Luxembourg targets ‘retailisation’ as it updates AIF offering

September 2023: With the Department of Finance undertaking a wide-ranging review of Ireland’s investment funds sector Luxembourg has taken steps to modernise its own investment funds toolbox.

The changes, that aim to simplify, rationalise, offer greater flexibility and increase product structuring options, are aimed to help facilitate the marketing of private strategies to non-professional investors.

The changes in Luxembourg modernise a number of its alternative fund product laws notably the specialised investment fund (SIF), the reserved alternative investment fund (RAIF), the investment company in risk capital (SICAR), the undertakings for collective investment (UCI) and the alternative investment fund manager (AIFM) regimes.

One of the overarching changes has been to the definition of a ‘well-informed investor’ which has now been harmonised across the laws governing the SIF, RAIF and SICAR. These now refer to MiFID in relation to the term ‘professional investors’, giving greater clarity and certainty, and in addition the minimum investment amount applicable to ‘well-informed investors’ who are not professional investors has been aligned with the MiFID ‘informed investor’ standard by reducing the amount from €125,000 to €100,000.

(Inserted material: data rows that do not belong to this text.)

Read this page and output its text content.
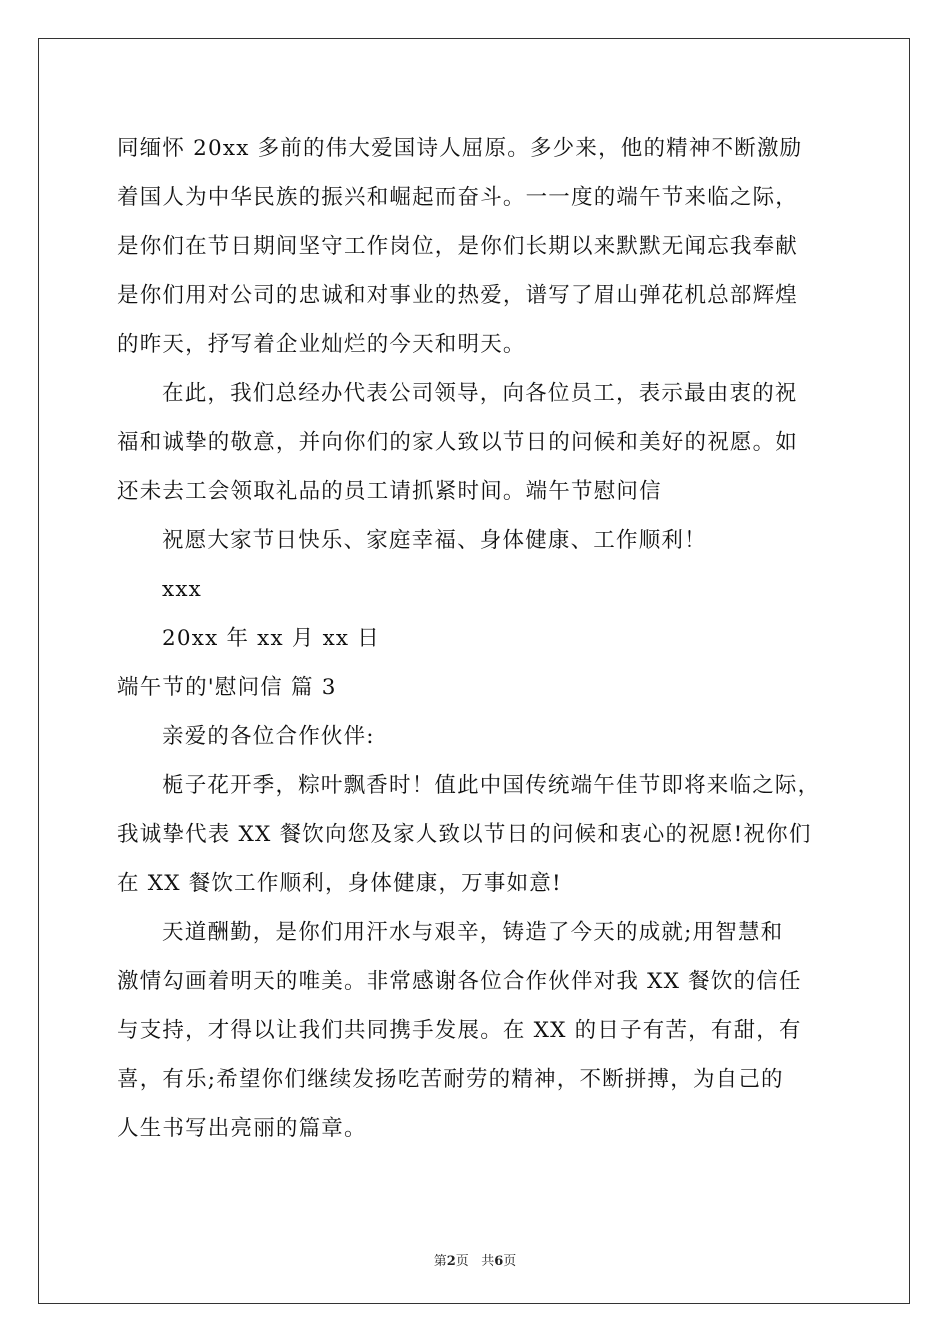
同缅怀 20xx 多前的伟大爱国诗人屈原。多少来，他的精神不断激励
着国人为中华民族的振兴和崛起而奋斗。一一度的端午节来临之际，
是你们在节日期间坚守工作岗位，是你们长期以来默默无闻忘我奉献
是你们用对公司的忠诚和对事业的热爱，谱写了眉山弹花机总部辉煌
的昨天，抒写着企业灿烂的今天和明天。
在此，我们总经办代表公司领导，向各位员工，表示最由衷的祝
福和诚挚的敬意，并向你们的家人致以节日的问候和美好的祝愿。如
还未去工会领取礼品的员工请抓紧时间。端午节慰问信
祝愿大家节日快乐、家庭幸福、身体健康、工作顺利！
xxx
20xx 年 xx 月 xx 日
端午节的'慰问信 篇 3
亲爱的各位合作伙伴:
栀子花开季，粽叶飘香时！值此中国传统端午佳节即将来临之际，
我诚挚代表 XX 餐饮向您及家人致以节日的问候和衷心的祝愿!祝你们
在 XX 餐饮工作顺利，身体健康，万事如意!
天道酬勤，是你们用汗水与艰辛，铸造了今天的成就;用智慧和
激情勾画着明天的唯美。非常感谢各位合作伙伴对我 XX 餐饮的信任
与支持，才得以让我们共同携手发展。在 XX 的日子有苦，有甜，有
喜，有乐;希望你们继续发扬吃苦耐劳的精神，不断拼搏，为自己的
人生书写出亮丽的篇章。
第2页 共6页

The changes also see the SICAR regime coming more in line with the SIF regime in a number of areas including delegation of functions, regulatory approvals and actions.

The updates to the RAIF regime look to capitalise on the ‘retailisation’ trend of alternative investment strategies by clarifying that the fund type can be marketed to non-professional investors provided they qualify as ‘well-informed investors’.

Further efforts to capitalise on this trend sees the introduction of a raft of new structuring options for Part II SICAVs, a fund type available to all investors, including retail, which formerly had to be established as limited liability companies (SA).

Other changes include increased flexibility in depositary agreements, harmonised rules around liquidation of management companies and AIFMs and tax exemptions for Pan European Pension Products (PEPPs) and ELTIFs.

These latest changes follow an update to Luxembourg’s regime for ELTIFs earlier this year in preparation for the expected increase in interest in the fund type as revamped EU ELTIF regulations come into force 10th January 2024. Progress is also being made as Ireland makes itself ‘ELTIF-ready’ with the Central Bank of Ireland proposing to introduce a dedicated ELTIF chapter in its AIF Rulebook to facilitate the ELTIF updates. It is expected to open a consultation on the proposals in October, with the updated rulebook expected to be in place ahead of the introduction of the new ELTIF rules.